The first part of the book addresses appraising the project in a number of stages. Firstly, understanding what the project is really about - what are the benefits, drivers, success factors, and uncertainties. A model showing the build-up of levels of success is shown, that incorporates implementation and short to long term benefits, illustrated by examples of both success and failure. Then, understanding the uncertainties, and the effect these have on perception of the project's success at each stage. The book considers using the planning activities as a vehicle for understanding greater detail of the project and of the uncertainties and risks that are associated, refining and elaborating the project concept. There is a section that addresses the predictions of costs and benefits made during the early stages; why costs are generally underestimated and benefits overestimated, and why these systemic errors are not always due to the nature of uncertainty and the lack of sufficient information, but due to vested interests. Despite the wealth of information and ideas, the book favours the use of simple planning methods, the use of intuition, and the re-use of learning from similar projects, in a three-stage approach encompassing Definition, Development, and Assessment of the project concept.

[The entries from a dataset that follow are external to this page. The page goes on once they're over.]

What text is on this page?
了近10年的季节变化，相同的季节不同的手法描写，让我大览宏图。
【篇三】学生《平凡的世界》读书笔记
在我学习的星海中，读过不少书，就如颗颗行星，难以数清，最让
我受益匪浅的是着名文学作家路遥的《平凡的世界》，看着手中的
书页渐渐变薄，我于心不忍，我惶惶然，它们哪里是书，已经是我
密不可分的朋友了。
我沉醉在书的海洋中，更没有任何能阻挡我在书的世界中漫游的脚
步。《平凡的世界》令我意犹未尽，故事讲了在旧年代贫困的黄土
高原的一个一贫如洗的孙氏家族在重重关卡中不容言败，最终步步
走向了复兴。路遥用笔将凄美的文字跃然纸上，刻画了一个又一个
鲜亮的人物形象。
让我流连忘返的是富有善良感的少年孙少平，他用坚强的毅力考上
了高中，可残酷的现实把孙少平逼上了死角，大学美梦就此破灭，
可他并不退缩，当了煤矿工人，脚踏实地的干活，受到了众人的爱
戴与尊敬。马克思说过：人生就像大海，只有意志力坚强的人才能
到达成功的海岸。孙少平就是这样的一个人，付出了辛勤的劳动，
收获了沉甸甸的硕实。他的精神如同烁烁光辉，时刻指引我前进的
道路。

Part two of the book refines the ideas from part one, and offers 10 strategies to perform the stages in part one. Considering the problem as a system, Prof. Samset provides an overview of system analysis through the use of SWOT analysis (Strengths, Weaknesses, Opportunities, and Threats). He describes how to tease out and treat the uncertainties and to prioritise those that have the capacity to do most harm, those that may yield most benefit, and the continuum between these two extremes. A structured approach to cost estimation and benefit analysis, followed by a section detailing how to analyse and classify risks, and setting a risk policy are provided, which apply approaches familiar to implementation project managers to the strategic project appraisal. Finally, Prof. Samset discusses statistical analysis of project schedules, to provide a distribution (S-curve) for possible completion and milestone dates, explaining how these are used to identify sensitivities to environmental conditions that may cause delay and dislocation to the implementation schedule.

Light relief is provided at the end of the book with a chapter entitled; "Boondoggles and White Elephants", where some of the examples cited earlier in the book are revisited as either Boondoggles; projects that waste time and resources in futile activities (Concorde is cited), or as White Elephants; projects that deliver a product that presents a burden or cost to the client, and leaves him with more problems than he had at the start. The favourite example of the latter is the Millennium Dome, although its very recent success in the hands of the private sector is not mentioned.

In summary, as mentioned in the preface, this is a book aimed at strategic decision makers, and in that context it provides a wealth of information and guidance. It is also of interest to project managers insofar as it provides a framework to question the project's existence before agreeing to take a role, and to gain a view of the "big-picture", and to extend the understanding of project analyses from the tactical environment into the strategic.